The Bread of Life
As with last Sunday, we once again have the delight and privilege of welcoming a child into the fellowship of the Church in Baptism. I always think that a Baptism gives us wonderful opportunities to reflect on what it means to be a Christian, to reflect on our own Christian discipleship. Then our readings this morning give us much food for thought. In our Gospel reading, we are continuing in our reading of John chapter 6, teaching that comes back again and again to Jesus’ words concerning himself, ‘I am the bread of life. Whoever comes to me will never be hungry.’
In the rearing of Ted, one of the first things Dave and Joanna have had to get right is feeding. There is a growing awareness of the importance of diet both in the womb and in the early stages of life.
There is also the importance of developing good behaviour patterns. As we grow up, we all have to learn that the world does not revolve around what I want. Already Ted will be learning the give and take of what it means to live in a family. We all have our preferences – what I want to eat, to watch on TV, films, holidays. Ted of course will have his – I want more milk, I want biscuits, I want to be changed, I don’t want to go to sleep. We learn at an early age that ‘I’ doesn’t always get its way – that is how healthy families, healthy relationships, healthy communities grow – selfishness breeds resentments in families, in communities.

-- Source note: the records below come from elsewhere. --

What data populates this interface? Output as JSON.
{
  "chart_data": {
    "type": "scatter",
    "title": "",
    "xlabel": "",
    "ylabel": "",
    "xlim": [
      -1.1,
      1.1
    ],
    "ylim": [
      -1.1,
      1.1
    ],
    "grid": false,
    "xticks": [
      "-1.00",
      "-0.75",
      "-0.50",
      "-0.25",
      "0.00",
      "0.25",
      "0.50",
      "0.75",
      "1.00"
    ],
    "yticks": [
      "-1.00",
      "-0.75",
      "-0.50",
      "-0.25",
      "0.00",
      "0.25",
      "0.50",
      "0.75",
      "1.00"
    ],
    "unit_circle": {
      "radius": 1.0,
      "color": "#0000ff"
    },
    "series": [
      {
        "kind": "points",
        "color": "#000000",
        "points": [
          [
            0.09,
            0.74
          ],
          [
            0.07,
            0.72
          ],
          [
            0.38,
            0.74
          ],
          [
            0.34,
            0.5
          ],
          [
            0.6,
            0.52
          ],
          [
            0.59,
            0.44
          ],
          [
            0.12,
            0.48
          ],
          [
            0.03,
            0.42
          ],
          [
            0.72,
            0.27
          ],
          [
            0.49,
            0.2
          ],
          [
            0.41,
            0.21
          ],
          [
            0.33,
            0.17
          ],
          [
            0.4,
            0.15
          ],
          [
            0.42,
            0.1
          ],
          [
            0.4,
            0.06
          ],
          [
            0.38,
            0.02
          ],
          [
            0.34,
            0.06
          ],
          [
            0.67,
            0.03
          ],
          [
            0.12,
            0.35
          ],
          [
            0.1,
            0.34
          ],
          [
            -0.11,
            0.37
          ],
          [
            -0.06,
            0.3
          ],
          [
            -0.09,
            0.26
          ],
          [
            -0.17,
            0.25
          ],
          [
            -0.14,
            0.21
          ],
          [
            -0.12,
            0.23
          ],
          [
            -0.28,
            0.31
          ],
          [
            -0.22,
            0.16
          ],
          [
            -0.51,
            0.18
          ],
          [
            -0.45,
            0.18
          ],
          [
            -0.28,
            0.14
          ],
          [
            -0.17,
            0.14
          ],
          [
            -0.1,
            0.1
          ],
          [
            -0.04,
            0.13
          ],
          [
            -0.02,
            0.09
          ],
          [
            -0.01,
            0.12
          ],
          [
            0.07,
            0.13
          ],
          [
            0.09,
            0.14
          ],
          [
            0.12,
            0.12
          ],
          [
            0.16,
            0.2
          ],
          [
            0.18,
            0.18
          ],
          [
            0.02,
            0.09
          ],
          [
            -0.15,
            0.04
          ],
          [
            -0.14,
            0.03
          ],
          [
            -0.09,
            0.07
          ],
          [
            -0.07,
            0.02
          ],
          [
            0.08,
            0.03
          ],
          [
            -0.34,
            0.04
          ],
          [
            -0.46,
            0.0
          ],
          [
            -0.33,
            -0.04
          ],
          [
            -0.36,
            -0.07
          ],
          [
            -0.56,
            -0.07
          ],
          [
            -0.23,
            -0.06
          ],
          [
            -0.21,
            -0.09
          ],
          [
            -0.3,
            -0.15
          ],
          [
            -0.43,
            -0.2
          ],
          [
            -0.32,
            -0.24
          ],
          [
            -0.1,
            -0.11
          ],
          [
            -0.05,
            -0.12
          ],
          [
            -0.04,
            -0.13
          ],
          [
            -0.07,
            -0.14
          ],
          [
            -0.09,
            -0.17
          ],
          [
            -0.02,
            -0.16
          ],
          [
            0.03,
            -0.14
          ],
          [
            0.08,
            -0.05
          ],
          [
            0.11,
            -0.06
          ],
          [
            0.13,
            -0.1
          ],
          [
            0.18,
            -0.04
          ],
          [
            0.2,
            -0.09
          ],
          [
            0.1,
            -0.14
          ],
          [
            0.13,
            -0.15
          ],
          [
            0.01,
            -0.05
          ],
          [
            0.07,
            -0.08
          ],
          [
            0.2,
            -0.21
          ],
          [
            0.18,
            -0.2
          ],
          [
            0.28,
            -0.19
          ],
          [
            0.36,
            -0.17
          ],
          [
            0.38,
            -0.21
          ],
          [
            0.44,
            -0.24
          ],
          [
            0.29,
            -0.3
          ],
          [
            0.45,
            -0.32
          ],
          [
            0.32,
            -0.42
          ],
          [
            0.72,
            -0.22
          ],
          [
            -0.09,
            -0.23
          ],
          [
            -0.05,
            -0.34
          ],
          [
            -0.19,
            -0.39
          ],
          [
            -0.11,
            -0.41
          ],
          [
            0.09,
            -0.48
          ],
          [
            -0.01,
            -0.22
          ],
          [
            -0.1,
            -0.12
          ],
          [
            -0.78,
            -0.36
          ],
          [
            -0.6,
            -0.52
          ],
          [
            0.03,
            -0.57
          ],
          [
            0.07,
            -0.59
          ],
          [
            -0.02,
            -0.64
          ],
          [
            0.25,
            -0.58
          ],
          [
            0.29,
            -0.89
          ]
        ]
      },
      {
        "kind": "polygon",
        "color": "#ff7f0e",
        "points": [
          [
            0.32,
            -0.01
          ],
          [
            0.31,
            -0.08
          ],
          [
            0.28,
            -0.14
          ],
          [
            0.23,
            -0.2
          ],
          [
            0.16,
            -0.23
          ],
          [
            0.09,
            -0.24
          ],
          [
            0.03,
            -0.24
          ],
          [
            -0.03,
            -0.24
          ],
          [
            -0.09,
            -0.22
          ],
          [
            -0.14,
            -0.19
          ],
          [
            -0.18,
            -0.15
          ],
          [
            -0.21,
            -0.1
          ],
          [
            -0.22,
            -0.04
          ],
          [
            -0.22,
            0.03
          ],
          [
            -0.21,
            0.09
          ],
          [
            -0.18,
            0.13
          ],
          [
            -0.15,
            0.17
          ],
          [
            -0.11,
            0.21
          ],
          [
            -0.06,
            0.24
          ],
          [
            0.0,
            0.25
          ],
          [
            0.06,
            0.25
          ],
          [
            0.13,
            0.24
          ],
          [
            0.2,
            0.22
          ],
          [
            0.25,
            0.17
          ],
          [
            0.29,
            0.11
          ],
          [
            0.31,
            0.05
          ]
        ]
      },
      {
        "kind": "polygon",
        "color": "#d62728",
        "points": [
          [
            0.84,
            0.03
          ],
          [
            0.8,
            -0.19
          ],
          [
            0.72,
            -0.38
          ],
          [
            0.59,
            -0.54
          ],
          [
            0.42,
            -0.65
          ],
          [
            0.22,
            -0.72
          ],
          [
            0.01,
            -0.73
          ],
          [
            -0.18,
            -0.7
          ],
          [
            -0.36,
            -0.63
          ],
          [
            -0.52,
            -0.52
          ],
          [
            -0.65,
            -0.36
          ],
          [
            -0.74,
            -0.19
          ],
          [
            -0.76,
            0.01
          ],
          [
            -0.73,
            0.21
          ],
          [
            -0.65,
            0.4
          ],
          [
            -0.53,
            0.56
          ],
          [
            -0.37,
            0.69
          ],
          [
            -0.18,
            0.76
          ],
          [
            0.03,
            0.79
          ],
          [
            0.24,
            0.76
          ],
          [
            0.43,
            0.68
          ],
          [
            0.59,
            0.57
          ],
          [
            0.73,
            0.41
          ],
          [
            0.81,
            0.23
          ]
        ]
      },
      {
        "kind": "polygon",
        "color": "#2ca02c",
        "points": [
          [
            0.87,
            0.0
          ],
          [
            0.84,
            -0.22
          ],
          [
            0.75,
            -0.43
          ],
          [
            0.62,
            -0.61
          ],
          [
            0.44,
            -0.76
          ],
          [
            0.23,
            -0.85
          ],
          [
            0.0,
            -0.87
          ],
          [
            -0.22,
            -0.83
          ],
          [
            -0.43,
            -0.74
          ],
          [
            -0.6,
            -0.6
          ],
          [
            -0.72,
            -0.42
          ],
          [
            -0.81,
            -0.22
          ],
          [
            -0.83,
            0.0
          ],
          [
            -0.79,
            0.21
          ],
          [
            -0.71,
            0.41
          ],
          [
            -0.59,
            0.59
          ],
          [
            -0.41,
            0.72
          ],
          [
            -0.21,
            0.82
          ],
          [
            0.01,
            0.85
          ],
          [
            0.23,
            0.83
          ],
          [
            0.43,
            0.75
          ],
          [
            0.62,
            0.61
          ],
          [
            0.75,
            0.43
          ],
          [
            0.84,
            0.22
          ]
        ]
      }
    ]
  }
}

With these thoughts in mind, let us turn to the words used to introduce the promises that will be made on Ted’s behalf later in this service:
In baptism, God calls us from darkness into his marvelous light. To follow Christ means dying to sin and rising to new life with him.
How do we lift that out of the realm of theological jargon that just slips off the tongue? As we do so, we’ll just hold that picture of poor Ted learning that what he wants doesn’t always hold sway.
To follow Christ, to walk in the steps of him who, in the Garden of Gethsemane, as he contemplated what lay ahead, prayed:
“Father, if you are willing, remove this cup from me; yet, not my will but yours be done.” Luke 22:42
Jesus lived a life of close communion with the Father, one in which what God wants lay at the heart of his whole life – a life if you like of ‘I’ crossed out. And so we have the cross – a symbol of Jesus’ total commitment to the Father, a symbol of the extent of God’s love for us – ‘God so loved the world that he gave’.
How do we, complex creatures that we are, respond to this love of God in Christ? We have all known in ourselves that turmoil that Paul talks about in his letter to the Romans:
For I do not do the good I want, but the evil I do not want is what I do. Romans 7:19
that tension between what God wants and what I want, between the power of sin and the will of God. Against that I set the closing words of that lovely old hymn, ‘When I survey the wondrous cross’
love so amazing, so divine, demands my soul, my life, my all.
What I want begins to be displaced more and more by what God wants. That demanding ‘I’ in my life displaced more and more by what God wants.
Dying to sin, rising to new life in him. Do you notice – both of those are in the present? What we are talking about here is an ongoing process that goes on through the whole of my Christian life, as what I want becomes less and less important and what God wants comes more and more to the fore. This is what is described by that lovely old word ‘sanctification’. Not that we get it right all the time, not that there aren’t setbacks along the way. But we are on this journey that we’ve thought about before, a journey to God and into God. Bit by bit the ‘I’ is crossed out as I draw closer and closer to him. This is where words from our First lesson, from the letter to the Ephesians, strikes a chord with me:
we must grow up in every way into him who is the head, into Christ
Growing up in every way into … Christ. This is where we find our true self, as one made in the image of God, redeemed by God, beloved by God.
Over the coming years, Ted will be taking his place in the family. As his young body grows nourishment, the right nourishment will play a vital role. This will be taken not in isolation, but around the table as the news of the day is shared, family stories are told, as joys are celebrated, as disappointments and fears understood.
May he find his place within the family of the Church; may he find in the fellowship of this place, in you and in me (as ones who are in ourselves on this journey of growing into Christ) something of that same Christ who loved us and gave himself for us, and be drawn to feed on him who is the very Bread of Life.
A prayer for ourselves and Ted along this journey of life, one of the collects at Morning Prayer:
O God, the author of peace and lover of concord, to know you is eternal life, and to serve you is perfect freedom: Defend us in all assaults of our enemies, that we, surely trusting in your protection, may not fear the power of any adversaries; through Jesus Christ our Lord. Amen.